Find $P,Q,R \in \mathbb{R}[x,y]$ satisfying an identity

Question

Find polynomials $P,Q,R \in \mathbb{R}[x,y]$ such that $(x+y+1)^2P(x,y) + x^2Q(x,y) + y^2R(x,y) = 1$.

All I have tried is bashing but doesn't work well. Is there a smart combination here?

Any help appreciated!

Answer 1

One way to think about it is that you want $(x+y+1)^2P(x,y)$ to have a constant term of $1$, and otherwise have only terms divisible by $x^2$ or $y^2$ (so that they can be cancelled by a corresponding term in either $x^2Q(x,y)$ or in $y^2R(x,y)$). Which is to say, no $x, y$ or $xy$ terms.

Let's take a closer look at what's stopping us. To do that, we need to expand $(x+y+1)^2$ to get $$ x^2+y^2+1+2x+2y+2xy $$ We can ignore the $x^2$ and $y^2$ terms for now, as they ultimately won't be in our way, but for now they are distracting. We need to eliminate the $x, y$ and $xy$ terms, but $P$ must at the same time have a constant term of $1$. How can we make that happen?
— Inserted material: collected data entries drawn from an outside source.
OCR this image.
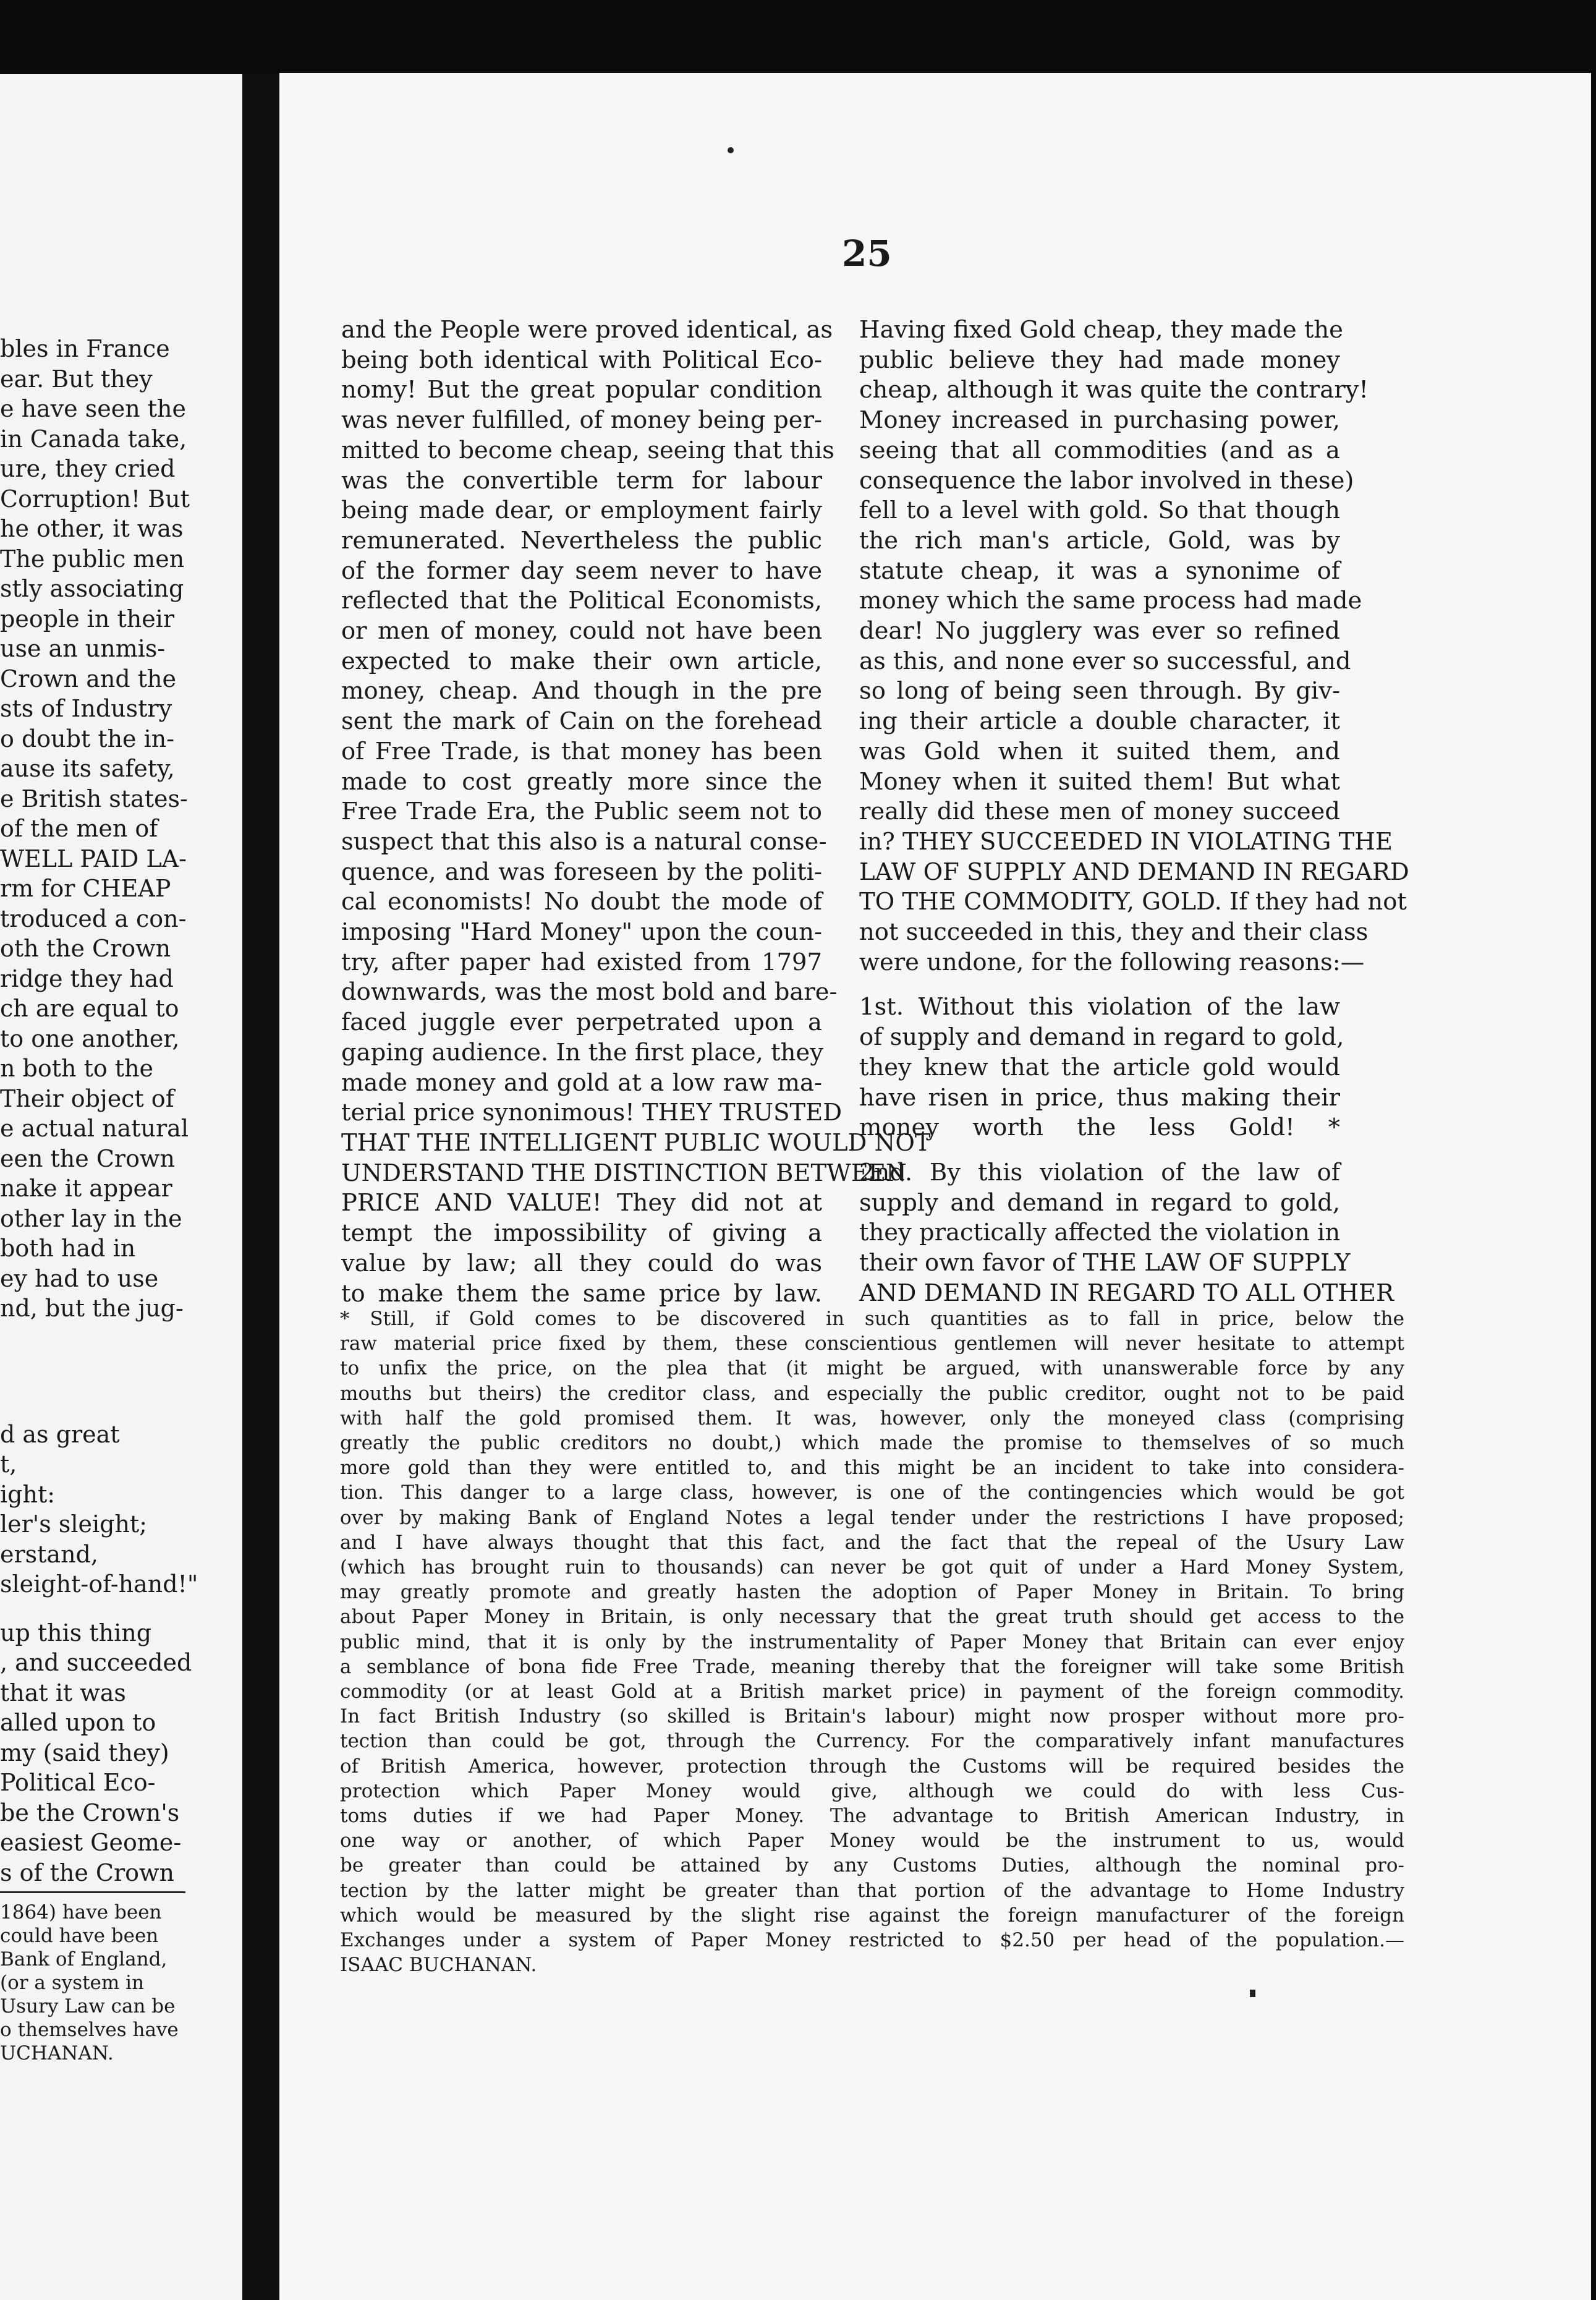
bles in France
ear. But they
e have seen the
in Canada take,
ure, they cried
Corruption! But
he other, it was
The public men
stly associating
people in their
use an unmis-
Crown and the
sts of Industry
o doubt the in-
ause its safety,
e British states-
of the men of
WELL PAID LA-
rm for CHEAP
troduced a con-
oth the Crown
ridge they had
ch are equal to
to one another,
n both to the
Their object of
e actual natural
een the Crown
nake it appear
other lay in the
both had in
ey had to use
nd, but the jug-
d as great
t,
ight:
ler's sleight;
erstand,
sleight-of-hand!"
up this thing
, and succeeded
that it was
alled upon to
my (said they)
Political Eco-
be the Crown's
easiest Geome-
s of the Crown
1864) have been
could have been
Bank of England,
(or a system in
Usury Law can be
o themselves have
UCHANAN.
25
and the People were proved identical, as
being both identical with Political Eco-
nomy! But the great popular condition
was never fulfilled, of money being per-
mitted to become cheap, seeing that this
was the convertible term for labour
being made dear, or employment fairly
remunerated. Nevertheless the public
of the former day seem never to have
reflected that the Political Economists,
or men of money, could not have been
expected to make their own article,
money, cheap. And though in the pre
sent the mark of Cain on the forehead
of Free Trade, is that money has been
made to cost greatly more since the
Free Trade Era, the Public seem not to
suspect that this also is a natural conse-
quence, and was foreseen by the politi-
cal economists! No doubt the mode of
imposing "Hard Money" upon the coun-
try, after paper had existed from 1797
downwards, was the most bold and bare-
faced juggle ever perpetrated upon a
gaping audience. In the first place, they
made money and gold at a low raw ma-
terial price synonimous! THEY TRUSTED
THAT THE INTELLIGENT PUBLIC WOULD NOT
UNDERSTAND THE DISTINCTION BETWEEN
PRICE AND VALUE! They did not at
tempt the impossibility of giving a
value by law; all they could do was
to make them the same price by law.
Having fixed Gold cheap, they made the
public believe they had made money
cheap, although it was quite the contrary!
Money increased in purchasing power,
seeing that all commodities (and as a
consequence the labor involved in these)
fell to a level with gold. So that though
the rich man's article, Gold, was by
statute cheap, it was a synonime of
money which the same process had made
dear! No jugglery was ever so refined
as this, and none ever so successful, and
so long of being seen through. By giv-
ing their article a double character, it
was Gold when it suited them, and
Money when it suited them! But what
really did these men of money succeed
in? THEY SUCCEEDED IN VIOLATING THE
LAW OF SUPPLY AND DEMAND IN REGARD
TO THE COMMODITY, GOLD. If they had not
not succeeded in this, they and their class
were undone, for the following reasons:—
1st. Without this violation of the law
of supply and demand in regard to gold,
they knew that the article gold would
have risen in price, thus making their
money worth the less Gold! *
2nd. By this violation of the law of
supply and demand in regard to gold,
they practically affected the violation in
their own favor of THE LAW OF SUPPLY
AND DEMAND IN REGARD TO ALL OTHER
* Still, if Gold comes to be discovered in such quantities as to fall in price, below the
raw material price fixed by them, these conscientious gentlemen will never hesitate to attempt
to unfix the price, on the plea that (it might be argued, with unanswerable force by any
mouths but theirs) the creditor class, and especially the public creditor, ought not to be paid
with half the gold promised them. It was, however, only the moneyed class (comprising
greatly the public creditors no doubt,) which made the promise to themselves of so much
more gold than they were entitled to, and this might be an incident to take into considera-
tion. This danger to a large class, however, is one of the contingencies which would be got
over by making Bank of England Notes a legal tender under the restrictions I have proposed;
and I have always thought that this fact, and the fact that the repeal of the Usury Law
(which has brought ruin to thousands) can never be got quit of under a Hard Money System,
may greatly promote and greatly hasten the adoption of Paper Money in Britain. To bring
about Paper Money in Britain, is only necessary that the great truth should get access to the
public mind, that it is only by the instrumentality of Paper Money that Britain can ever enjoy
a semblance of bona fide Free Trade, meaning thereby that the foreigner will take some British
commodity (or at least Gold at a British market price) in payment of the foreign commodity.
In fact British Industry (so skilled is Britain's labour) might now prosper without more pro-
tection than could be got, through the Currency. For the comparatively infant manufactures
of British America, however, protection through the Customs will be required besides the
protection which Paper Money would give, although we could do with less Cus-
toms duties if we had Paper Money. The advantage to British American Industry, in
one way or another, of which Paper Money would be the instrument to us, would
be greater than could be attained by any Customs Duties, although the nominal pro-
tection by the latter might be greater than that portion of the advantage to Home Industry
which would be measured by the slight rise against the foreign manufacturer of the foreign
Exchanges under a system of Paper Money restricted to $2.50 per head of the population.—
ISAAC BUCHANAN.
We know that $(a+b)(a-b)=a^2-b^2$, which looks like an excellent way to make terms of higher degree while not leaving any lower degree terms behind. Maybe we can use that somehow? We know $P$ must have constant term $1$, so that can be our $a$. Let the remaining problematic terms be our $b$, and see what happens: $$ (1+2x+2y+2xy)(1-(2x+2y+2xy))=1-(2x+2y+2xy)^2\\ =1-4x^2-4y^2-4x^2y^2-8xy-8x^2y-8xy^2 $$ That's quite a lot of terms, but note that we are down to a single problematic term: $-8xy$. Again, we ignore the non-problematic terms and calculate: $$ (1-8xy)(1+8xy)=1-64x^2y^2 $$ That's it. All together, our $P$ has become $$ P(x, y)=(1-2x-2y-2xy)(1+8xy) $$ As for finding $Q$ and $R$, you will have to calculate the full product $(x+y+1)^2P(x,y)$ and then just pick off terms one by one to include in either $Q$ or $R$ as you see fit.